Studies on a new potential dopaminergic agent: in vitro BBB permeability, in vivo behavioural effects and molecular docking evaluation

  • Authors: De Caro, V; Sutera, FM; Gentile, C; Tutone, M; Livrea, MA; Almerico, AM; Cannizzaro, C; Giannola, LI
  • Publication year: 2015
  • Type: Articolo in rivista (Articolo in rivista)
  • OA Link: http://hdl.handle.net/10447/131492

Abstract

2-amino-N-[2-(3,4-dihydroxy-phenyl)-ethyl]-3-phenyl-propionamide (DA-PHEN) has been previously synthesized to obtain a potential prodrug capable of release Dopamine (DA) into CNS. However, DA-PHEN could act per se as a dopaminergic drug. In this study, the permeability transport (Pe), obtained by parallel artificial permeability assay (PAMPA), indicated a low passive transcellular transport (Pe=0.32  0.01•10-6 cm/s).

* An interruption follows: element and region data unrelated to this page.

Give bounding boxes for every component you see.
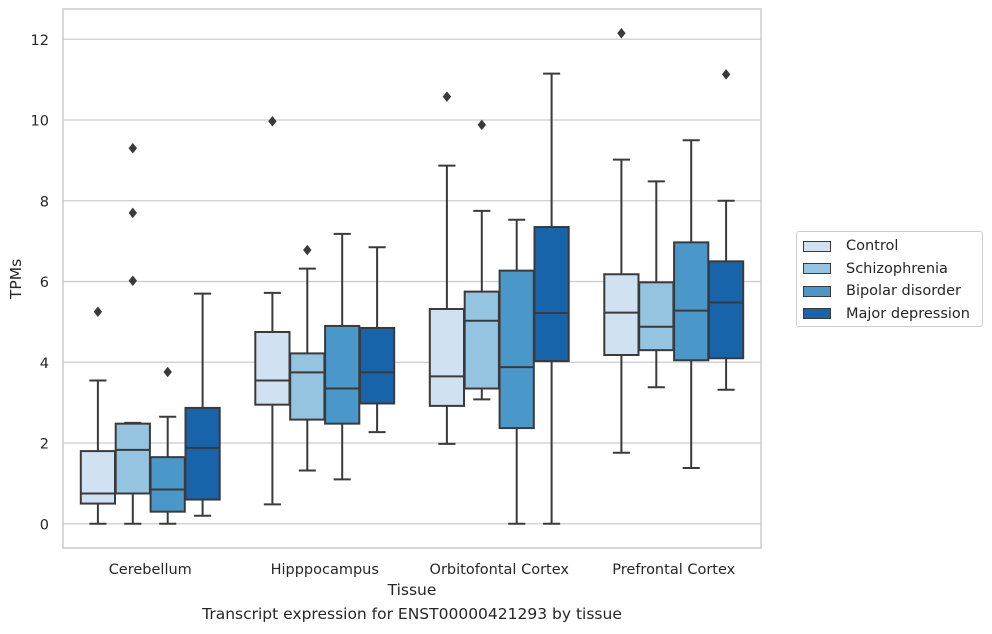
x-axis-label: Tissue	[387, 581, 437, 599]
box	[638, 281, 675, 352]
x-tick-label: Orbitofontal Cortex	[430, 562, 570, 578]
legend-swatch	[803, 308, 831, 320]
plot-boxes	[79, 27, 745, 525]
y-tick-label: 10	[31, 114, 49, 130]
x-tick-label: Cerebellum	[109, 562, 192, 578]
y-tick-label: 2	[40, 437, 49, 453]
legend: Control Schizophrenia Bipolar disorder M…	[796, 231, 983, 327]
y-tick-labels: 0 2 4 6 8 10 12	[31, 33, 49, 533]
y-tick-label: 8	[40, 194, 49, 210]
y-tick-label: 12	[31, 33, 49, 49]
legend-item: Control	[803, 235, 982, 258]
legend-item: Bipolar disorder	[803, 280, 982, 303]
outlier-point	[128, 275, 137, 286]
box	[358, 326, 396, 405]
outlier-point	[268, 115, 277, 127]
legend-swatch	[803, 263, 831, 275]
legend-item: Major depression	[803, 303, 982, 326]
legend-swatch	[803, 240, 831, 252]
box	[533, 226, 570, 363]
legend-swatch	[803, 285, 831, 297]
outlier-point	[128, 143, 137, 154]
x-tick-label: Prefrontal Cortex	[612, 562, 735, 578]
chart-caption: Transcript expression for ENST0000042129…	[202, 605, 622, 623]
legend-label: Bipolar disorder	[846, 283, 961, 300]
outlier-point	[617, 27, 626, 39]
grid-lines	[63, 38, 761, 525]
y-tick-label: 6	[40, 275, 49, 291]
x-tick-labels: Cerebellum Hipppocampus Orbitofontal Corte…	[109, 562, 736, 578]
box	[114, 422, 151, 495]
plot-frame	[62, 8, 762, 549]
box	[498, 269, 535, 430]
box	[428, 307, 466, 407]
x-tick-label: Hipppocampus	[271, 562, 379, 578]
box	[463, 290, 500, 390]
outlier-point	[128, 207, 137, 219]
legend-label: Control	[846, 238, 899, 255]
outlier-point	[477, 119, 486, 131]
box	[184, 406, 221, 501]
box	[707, 260, 745, 360]
outlier-point	[303, 244, 312, 256]
outlier-point	[721, 69, 731, 80]
y-tick-label: 0	[40, 517, 49, 533]
box	[603, 273, 640, 357]
box	[289, 352, 326, 421]
box	[324, 324, 361, 425]
y-tick-label: 4	[40, 356, 49, 372]
box	[254, 330, 291, 406]
legend-item: Schizophrenia	[803, 258, 982, 281]
outlier-point	[442, 91, 452, 102]
legend-label: Schizophrenia	[846, 260, 948, 277]
outlier-point	[163, 366, 172, 378]
box	[79, 450, 117, 505]
box	[673, 241, 710, 362]
legend-label: Major depression	[846, 305, 970, 322]
y-axis-label: TPMs	[7, 259, 25, 300]
box	[149, 456, 186, 513]
outlier-point	[93, 306, 103, 318]
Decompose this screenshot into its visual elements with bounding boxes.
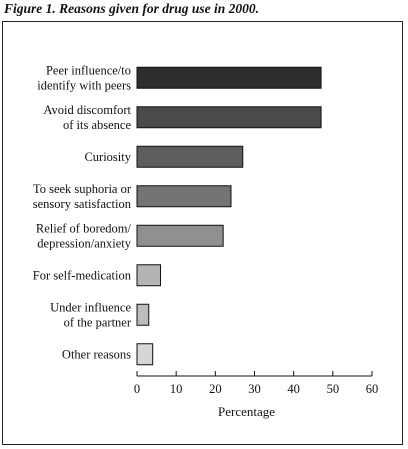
x-tick-label-10: 10 (170, 382, 183, 396)
x-tick-label-50: 50 (327, 382, 340, 396)
bar-7 (137, 304, 149, 325)
bars-layer (137, 67, 321, 365)
category-label-6: For self-medication (33, 268, 132, 282)
bar-2 (137, 107, 321, 128)
x-tick-label-40: 40 (287, 382, 300, 396)
category-labels: Peer influence/to identify with peers Avoi… (33, 63, 132, 361)
x-tick-label-30: 30 (248, 382, 261, 396)
bar-4 (137, 186, 231, 207)
category-label-2: Avoid discomfort of its absence (43, 103, 131, 132)
bar-1 (137, 67, 321, 88)
category-label-3: Curiosity (84, 150, 131, 164)
bar-8 (137, 344, 153, 365)
category-label-7: Under influence of the partner (50, 300, 132, 329)
bar-6 (137, 265, 161, 286)
category-label-8: Other reasons (62, 347, 131, 361)
category-label-5: Relief of boredom/depression/anxiety (36, 221, 132, 250)
x-tick-label-0: 0 (134, 382, 140, 396)
x-tick-label-20: 20 (209, 382, 222, 396)
x-axis-label: Percentage (218, 404, 275, 419)
x-axis: 0 10 20 30 40 50 60 Percentage (134, 371, 378, 419)
category-label-1: Peer influence/to identify with peers (37, 63, 131, 92)
category-label-4: To seek suphoria or sensory satisfaction (33, 182, 132, 211)
bar-5 (137, 225, 223, 246)
bar-3 (137, 146, 243, 167)
x-tick-label-60: 60 (366, 382, 379, 396)
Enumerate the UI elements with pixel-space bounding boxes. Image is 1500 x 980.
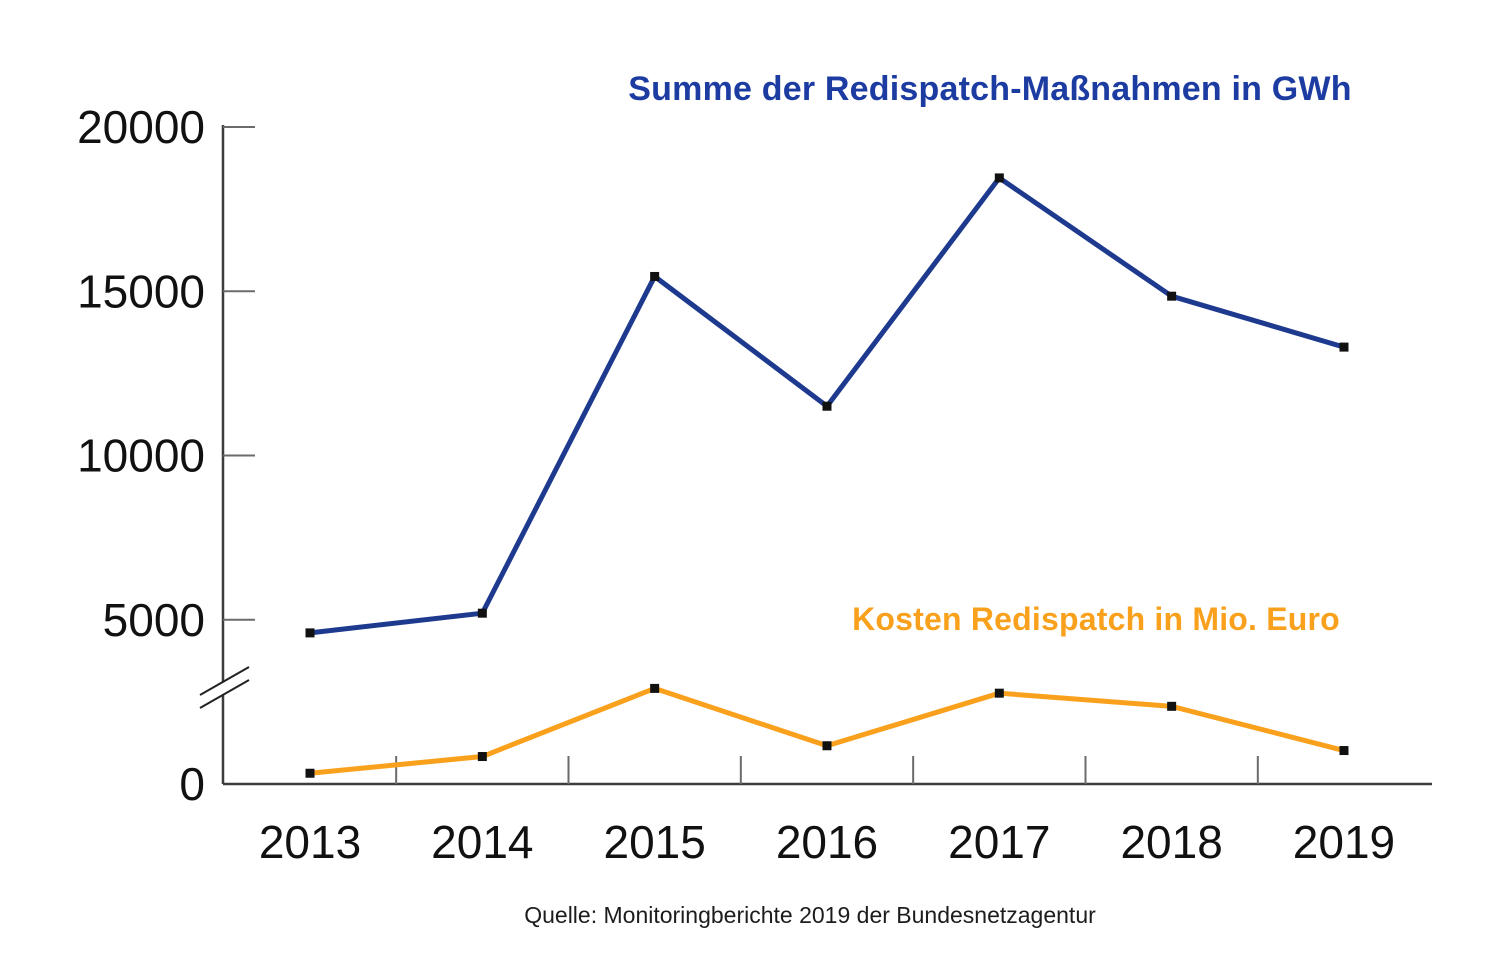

Using the Caco2 cell system, the Papp-AP-BL in absorptive direction (3.36 ± 0.02•10-5 cm/s) was significantly higher than the Papp BL-AP in secretive direction (1.75 ± 0.07•10-5 cm/s), suggesting a polarized transport. The efflux ratio (Papp-AP-BL/Papp BL-AP=0.52 ± 0.02) indicated a low affinity of DA-PHEN to efflux carriers. The Forced Swim Test highlighted a reduction of immobility time in both Pretest and Test sessions (p<0.0001), with an exacerbation in the number of Headshakes and Divings in the Pretest (p<0.0001). Morris Water Maze strengthened the hypothesis that DA-PHEN induces adaptive responses to environmental challenges which are involved on cognitive functions (DA-PHEN vs CTR: escape latency; p<0.001; distance swum p<0.001, time spent on target quadrant p<0.001), without any change in locomotor activity for the administered dose. The molecular docking revealed the interaction of DA-PHEN with the identified D1 site mapping human brain receptor.